A new partially published case from the Court of Appeal addresses the circumstances under which a safety consultant retained by a California employer owes a duty of care to the employer’s workers.
Plaintiffs are the parents of Oscar Peredia, Jr., who was 19 years old on September 20, 2012, when he was killed while working at Double Diamond’s dairy. When Oscar Jr. was sweeping the feed slab that morning, he was hit by the front-end loader on a John Deere tractor, knocked down, and run over by the right front wheel of the tractor.
Double Diamond began its dairy business in 1998. At the time of the incident, the dairy occupied 220 acres, had approximately 4,800 milking cows, a total of 9,500 animals, and about 50 employees.
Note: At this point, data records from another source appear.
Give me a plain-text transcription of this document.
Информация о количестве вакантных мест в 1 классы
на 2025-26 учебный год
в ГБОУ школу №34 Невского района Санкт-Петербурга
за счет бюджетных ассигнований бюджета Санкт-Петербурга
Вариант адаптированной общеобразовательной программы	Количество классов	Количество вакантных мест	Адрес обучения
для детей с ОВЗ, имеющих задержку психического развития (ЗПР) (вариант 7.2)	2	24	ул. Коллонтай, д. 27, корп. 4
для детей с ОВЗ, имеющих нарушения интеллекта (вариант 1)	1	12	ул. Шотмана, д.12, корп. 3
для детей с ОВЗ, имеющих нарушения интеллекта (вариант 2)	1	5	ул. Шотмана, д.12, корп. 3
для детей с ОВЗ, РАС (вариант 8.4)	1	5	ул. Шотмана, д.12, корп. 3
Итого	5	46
Approximately 3,000 acres of farmland support the dairy, and Double Diamond’s farming operations employ another 20 workers.
Double Diamond engaged defendant HR Mobile Services, Inc. to assist it with human resources, training, loss prevention, and workers’ compensation issues. The contractual relationship between Double Diamond and HR Mobile was established by a handshake and was not set forth in a written document signed by the parties. Double Diamond paid HR Mobile $24,000 per year for services related to the dairy.
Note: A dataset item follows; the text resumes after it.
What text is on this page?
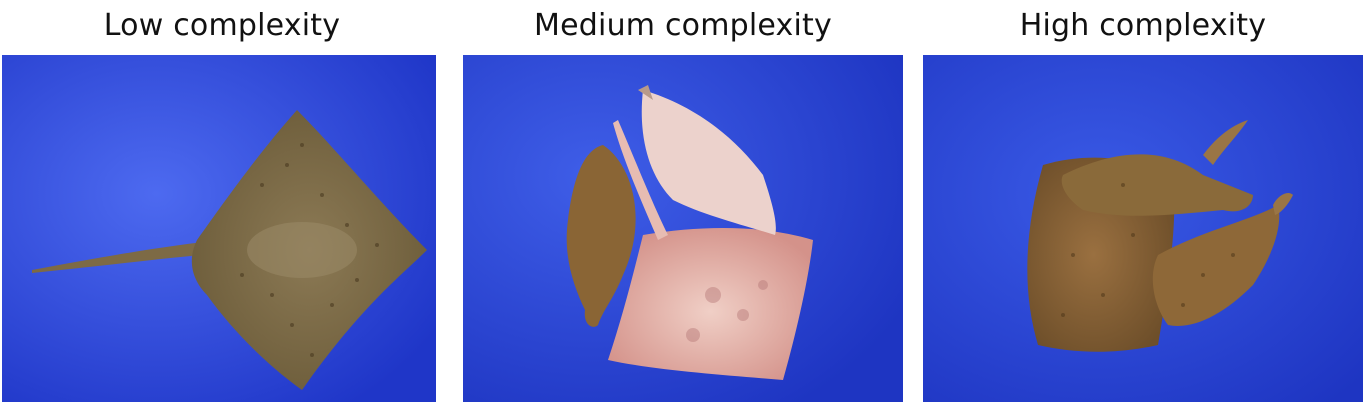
Low complexity	Medium complexity	High complexity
HR Mobile requested Boretti, Inc., one of its vendors, to provide a form of injury and illness prevention plan (IIPP). HR Mobile asserts that when it obtained the IIPP from Boretti, Inc., it believed the IIPP complied with California’s basic statutory and regulatory requirements for dairy IIPP’s and was based on current occupational and health standards and requirements and on accepted industrial safety and health principles and practices.
Plaintiffs contend HR Mobile’s belief was not reasonable because, among other things, HR Mobile neglected to analyze the dairy’s previous IIPP or the one obtained from Boretti, Inc. to ensure the new IIPP complied with occupational and health standards and requirements. Plaintiffs assert the subsequent citations issued by California’s Division of Occupational Safety and Health (CalOSHA) establish the IIPP was not compliant.
The trial court granted summary judgment to the safety consultant on the ground the consultant owed no duty of care to the employees because the consultant’s allegedly negligent omissions were not affirmative misfeasance and, therefore, were not acts “wrongful in their nature” for purposes of Civil Code section 2343. The Court of Appeal disagreed, and reversed in the partially published case of Peredia v HR Mobile Services.
California recognizes the common law theory of negligent undertaking, which is described in section 324A of the Restatement Second of Torts. Our Supreme Court set forth the five elements of a negligent undertaking cause of action in Artiglio v. Corning Inc. (1998) 18 Cal.4th 604 (Artiglio), three of which are related to the duty of care. A safety consultant is liable to an employee of the firm that hired the safety consultant when the employee establishes the elements of a negligent undertaking claim set forth by the California Supreme Court in Artiglio.